Most Americans Have Plans for a Summer or Fall Vacation This Year

Most Americans Have Plans for a Summer or Fall Vacation This Year

In 2021, many workers expect to take more PTO than they ever have before
A fall family vacation

Many U.S. employees struggled to maintain healthy work-life boundaries during the COVID-19 outbreak. But as the country nears the tail end of the pandemic, they're seeing greater value in stepping away from work and making use of their paid vacation days.

In the new Work-Life Balance Report, travel deal provider Priceline revealed most Americans (92%) have either already traveled this year or have plans to do so, with many of them taking trips in the summer (52%) or fall (26%).

Remote work led to more 'workcations' during the pandemic

A mere 21% of American workers used all of their PTO last year, compared to 30% in 2019. They held onto their vacation days for a variety of reasons, including:

  • 30% hoping they'd be able to travel later
  • 29% saving their PTO in case they or a loved one got sick
  • 28% planning to carry over their unused days
  • 19% believing their company was too busy for them to take time off

But a break from the daily grind offers a wealth of health benefits — ones that overworked employees miss out on. In fact, Priceline found that taking time off work makes respondents feel relaxed (56%), happy (53%) and excited (40%).

In contrast, more than 4 in 10 of those with leftover PTO (42%) said they felt frustrated and exhausted — this could explain why over half of employees in a recent survey said they feel burned out on a weekly basis.

The Priceline survey showed that 54% of those who didn't take advantage of their vacation days regretted it — a considerable increase from the 21% who said the same in 2019. In addition to feeling like they "wasted" the flexibility that came with remote work (35%), workers regretted not taking more trips (40%) and not working from new or different places (32%).

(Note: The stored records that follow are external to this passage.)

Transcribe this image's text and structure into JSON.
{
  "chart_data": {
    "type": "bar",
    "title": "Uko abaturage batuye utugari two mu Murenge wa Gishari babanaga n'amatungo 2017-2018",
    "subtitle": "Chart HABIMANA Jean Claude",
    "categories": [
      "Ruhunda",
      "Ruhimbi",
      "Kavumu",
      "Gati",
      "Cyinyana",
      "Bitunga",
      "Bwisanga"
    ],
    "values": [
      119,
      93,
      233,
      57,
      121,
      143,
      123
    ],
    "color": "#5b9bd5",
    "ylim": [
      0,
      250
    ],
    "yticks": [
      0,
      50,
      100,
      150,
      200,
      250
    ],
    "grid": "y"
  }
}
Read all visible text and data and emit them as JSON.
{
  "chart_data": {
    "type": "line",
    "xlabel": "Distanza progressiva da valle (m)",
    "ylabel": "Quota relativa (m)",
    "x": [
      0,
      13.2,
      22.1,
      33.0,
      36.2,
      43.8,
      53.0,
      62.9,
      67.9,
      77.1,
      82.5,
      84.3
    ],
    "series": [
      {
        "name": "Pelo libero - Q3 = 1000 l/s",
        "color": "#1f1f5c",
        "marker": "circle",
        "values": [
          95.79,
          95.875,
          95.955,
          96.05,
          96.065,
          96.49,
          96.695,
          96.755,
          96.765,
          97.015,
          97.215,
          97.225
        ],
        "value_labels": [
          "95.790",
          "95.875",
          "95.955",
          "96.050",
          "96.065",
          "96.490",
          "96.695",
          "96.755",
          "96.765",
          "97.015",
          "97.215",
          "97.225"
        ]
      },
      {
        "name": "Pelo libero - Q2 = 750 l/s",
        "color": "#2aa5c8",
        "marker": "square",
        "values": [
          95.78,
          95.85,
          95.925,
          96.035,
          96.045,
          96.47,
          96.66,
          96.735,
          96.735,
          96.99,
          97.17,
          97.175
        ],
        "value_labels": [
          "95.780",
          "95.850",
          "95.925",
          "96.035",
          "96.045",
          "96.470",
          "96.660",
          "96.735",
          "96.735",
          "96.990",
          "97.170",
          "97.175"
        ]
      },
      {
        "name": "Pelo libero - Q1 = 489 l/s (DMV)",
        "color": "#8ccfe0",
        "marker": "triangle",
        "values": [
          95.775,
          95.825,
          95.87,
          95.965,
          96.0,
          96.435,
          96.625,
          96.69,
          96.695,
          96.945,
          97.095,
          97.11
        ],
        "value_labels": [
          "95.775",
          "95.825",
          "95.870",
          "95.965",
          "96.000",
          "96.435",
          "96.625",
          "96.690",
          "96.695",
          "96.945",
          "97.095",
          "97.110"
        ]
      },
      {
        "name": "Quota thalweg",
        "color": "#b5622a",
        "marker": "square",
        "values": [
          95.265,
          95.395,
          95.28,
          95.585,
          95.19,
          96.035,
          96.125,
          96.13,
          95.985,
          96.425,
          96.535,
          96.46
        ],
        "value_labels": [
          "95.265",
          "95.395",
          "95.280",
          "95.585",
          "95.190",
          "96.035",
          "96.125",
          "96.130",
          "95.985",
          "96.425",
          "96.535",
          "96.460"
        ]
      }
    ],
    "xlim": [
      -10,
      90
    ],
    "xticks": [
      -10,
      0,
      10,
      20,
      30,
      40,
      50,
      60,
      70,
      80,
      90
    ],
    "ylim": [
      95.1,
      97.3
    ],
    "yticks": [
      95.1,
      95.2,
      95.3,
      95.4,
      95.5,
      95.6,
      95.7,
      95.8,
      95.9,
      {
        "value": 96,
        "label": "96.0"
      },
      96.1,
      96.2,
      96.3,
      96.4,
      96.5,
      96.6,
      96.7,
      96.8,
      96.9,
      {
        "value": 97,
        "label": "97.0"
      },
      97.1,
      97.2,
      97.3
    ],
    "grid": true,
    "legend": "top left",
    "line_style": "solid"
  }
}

The Work-Life Balance Report also paints a very different picture for those that did take advantage of their PTO over the last year. Three-fourths of remote workers felt that work-life balance was more achievable once they began telecommuting. Many remote workers also took the opportunity to:

  • Work from different locations (72%)
  • Explore new destinations (66%)
  • Take more workcations (60%)
  • Extend a trip because of their ability to work from anywhere (34%)

Workers plan on taking advantage of their PTO in 2021

This year, respondents are making up for lost vacation time: Remote workers plan on traveling more in 2021 (66%) and, in the process, using more PTO this year than in any previous one (65%). About 8 in 10 respondents (82%) predict they'll use up their remaining PTO by year's end, with 16% of them saying they'll use all of their days for one vacation.

While 32% will use this precious time to visit family and friends, others have more ambitious plans — these include:

  • Taking a trip to a place they've never been before (62%)
  • Taking a vacation based on a personal passion (61%)
  • Visiting destinations on their bucket lists (53%)
  • Going on a road trip (35%)

Still, though many Americans started vacation planning months ago, those just beginning to map out their itineraries may be shocked by the steep prices caused by the recent travel surge. Understandably, travel deals remain important for 74% of respondents, while 71% say that travel packages make workcations easier.

Methodology: Between April 29 and May 3, 2021, Priceline conducted an online survey of 1,000 full- or part-time employees ages 18 and older. Results are nationally representative by age, gender, income, race, ethnicity and U.S region.